Scott Johnston, a Vancouver real-estate lawyer and co-chair of the small- and medium-sized enterprises (SME) committee for the Canadian Chamber of Commerce, said a standardized lease could, for example, contain clauses to limit rent increases upon renewal, while still allowing for negotiation.
He said he has seen too many small businesses struggle without any lease in place, and so he is in favour of creating lease templates – even if that ultimately means less income for real-estate lawyers such as himself.
“In fairness, if it’s between not seeing me or another lawyer and having no lease in place, for the better good, I would much rather prefer small business tenants to have some form of lease,” he said.
Landlords, however, may not be so keen on any legal reforms.
Michael Brooks, chief executive of the Real Property Association of Canada, which represents executives in commercial real estate, said the government should stay out of commercial contracts between landlords and tenants.
“If an existing tenant doesn’t like a proposed rent increase upon renewal, they have the choice to find another space that’s more affordable to them and perhaps adjust their business size or move to a different market,” Mr. Brooks said. “It’s not up to the landlord to prop them up and keep them in business.”
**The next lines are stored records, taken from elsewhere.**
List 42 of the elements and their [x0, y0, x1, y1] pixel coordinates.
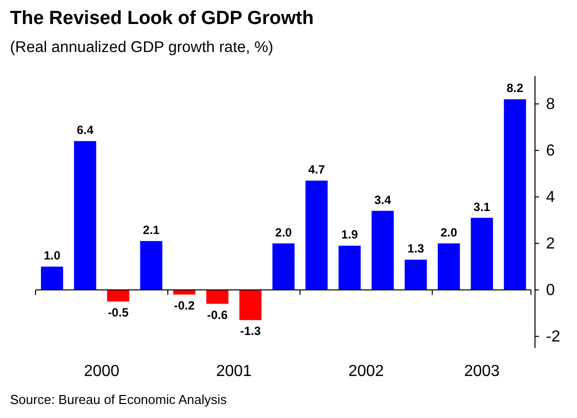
bar	[74, 141, 96, 290]
data-label: -0.2	[174, 298, 195, 313]
data-label: -0.6	[207, 308, 228, 322]
bar	[107, 290, 130, 302]
bar	[206, 290, 228, 304]
chart-subtitle: (Real annualized GDP growth rate, %)	[10, 39, 274, 56]
source-note: Source: Bureau of Economic Analysis	[10, 392, 228, 407]
bar	[239, 290, 262, 320]
data-label: 2.0	[440, 225, 458, 240]
data-label: 2.1	[142, 223, 160, 238]
data-label: 3.1	[474, 200, 491, 214]
y-tick-label: 6	[546, 142, 555, 160]
y-tick-label: 2	[546, 236, 555, 253]
bar	[40, 266, 64, 290]
bar	[272, 243, 295, 290]
data-label: 4.7	[308, 162, 326, 177]
bar	[338, 246, 361, 290]
y-tick-label: 4	[546, 189, 555, 206]
bar	[470, 218, 493, 290]
bar	[504, 99, 526, 290]
data-label: 2.0	[275, 225, 292, 240]
bar	[438, 243, 460, 290]
data-label: 3.4	[374, 192, 392, 207]
bar	[372, 210, 394, 290]
chart-title: The Revised Look of GDP Growth	[10, 8, 314, 29]
y-tick-label: -2	[546, 328, 560, 346]
data-label: -1.3	[240, 324, 262, 338]
data-label: 8.2	[506, 81, 524, 96]
data-label: -0.5	[108, 306, 129, 320]
text: 2002	[348, 363, 384, 380]
data-label: 1.3	[407, 242, 424, 256]
text: 2000	[84, 363, 120, 380]
bar	[140, 241, 162, 290]
data-label: 6.4	[76, 123, 94, 138]
data-label: 1.9	[341, 228, 358, 242]
text: 2003	[464, 363, 500, 380]
bar	[404, 260, 427, 290]
text: 2001	[216, 363, 252, 380]
y-tick-label: 8	[546, 96, 555, 114]
bar	[305, 180, 328, 290]
y-tick-label: 0	[546, 282, 555, 299]
data-label: 1.0	[44, 248, 61, 263]
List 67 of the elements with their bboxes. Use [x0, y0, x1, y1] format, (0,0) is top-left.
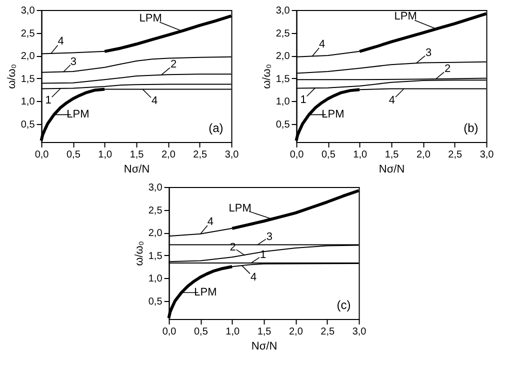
y-tick-label: 1,0: [148, 274, 163, 285]
y-axis-title: ω/ω₀: [260, 64, 273, 89]
x-tick-label: 2,0: [288, 326, 304, 338]
x-tick-label: 1,0: [98, 150, 112, 160]
x-tick-label: 0,5: [194, 326, 208, 338]
annotation: 4: [207, 216, 214, 228]
x-tick-label: 2,5: [193, 150, 208, 160]
annotation: 4: [319, 38, 326, 50]
y-tick-label: 2,0: [276, 51, 290, 62]
annotation: (c): [336, 298, 351, 312]
x-tick-label: 1,0: [226, 326, 240, 338]
y-tick-label: 1,5: [20, 74, 36, 85]
annotation: 4: [58, 36, 64, 48]
x-tick-label: 3,0: [352, 326, 367, 338]
y-tick-label: 0,5: [276, 119, 290, 130]
x-axis-title: Nσ/N: [378, 164, 405, 176]
y-tick-label: 3,0: [276, 6, 290, 16]
x-tick-label: 1,5: [130, 150, 144, 160]
y-tick-label: 2,0: [20, 51, 36, 62]
y-axis-title: ω/ω₀: [6, 64, 18, 89]
y-tick-label: 1,5: [276, 74, 290, 85]
y-tick-label: 2,0: [148, 228, 163, 240]
annotation: 4: [152, 95, 158, 108]
annotation: 4: [388, 94, 396, 107]
annotation: LPM: [139, 12, 162, 24]
y-tick-label: 0,5: [148, 296, 163, 308]
y-tick-label: 3,0: [20, 6, 36, 16]
x-tick-label: 3,0: [480, 150, 494, 160]
y-tick-label: 2,5: [20, 28, 36, 40]
x-tick-label: 0,0: [162, 326, 177, 338]
annotation: (a): [208, 121, 224, 135]
x-tick-label: 0,5: [66, 150, 81, 160]
x-tick-label: 2,5: [448, 150, 462, 160]
x-tick-label: 1,5: [384, 150, 400, 160]
annotation: 2: [444, 63, 451, 76]
x-tick-label: 1,5: [257, 326, 272, 338]
x-axis-title: Nσ/N: [251, 340, 278, 352]
annotation: 3: [266, 230, 273, 243]
x-tick-label: 3,0: [224, 150, 240, 160]
annotation: LPM: [394, 10, 417, 23]
y-tick-label: 3,0: [148, 182, 163, 194]
y-tick-label: 0,5: [20, 119, 36, 130]
x-tick-label: 0,0: [290, 150, 304, 160]
annotation: 1: [45, 94, 52, 107]
y-axis-title: ω/ω₀: [133, 241, 146, 266]
x-tick-label: 0,0: [34, 150, 50, 160]
annotation: LPM: [322, 108, 344, 121]
x-tick-label: 2,5: [320, 326, 335, 338]
x-axis-title: Nσ/N: [124, 164, 150, 176]
x-tick-label: 2,0: [416, 150, 431, 160]
annotation: (b): [464, 121, 478, 135]
y-tick-label: 1,5: [148, 250, 163, 262]
x-tick-label: 1,0: [353, 150, 368, 160]
y-tick-label: 1,0: [20, 96, 36, 108]
y-tick-label: 2,5: [276, 28, 290, 40]
y-tick-label: 1,0: [276, 96, 290, 108]
annotation: 1: [300, 94, 306, 106]
x-tick-label: 2,0: [161, 150, 176, 160]
annotation: 3: [426, 46, 432, 59]
y-tick-label: 2,5: [148, 205, 163, 216]
annotation: 4: [250, 271, 257, 284]
annotation: LPM: [228, 202, 252, 214]
x-tick-label: 0,5: [321, 150, 336, 160]
annotation: LPM: [66, 108, 90, 121]
annotation: 2: [170, 58, 177, 71]
annotation: 3: [70, 56, 77, 68]
annotation: LPM: [194, 286, 217, 299]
For Ms. Doherty, who has been a mainstay on her main-street block for nearly two decades, it has been heartbreaking to walk through her neighbourhood and see the papered-up windows of businesses that closed within the past two years. She has occasionally thought that she might be next.
“It really feels like we’ve made it through the worst of the pandemic, and if we go under now, it’s simply because of unchecked greed on the part of commercial landlords,” she said.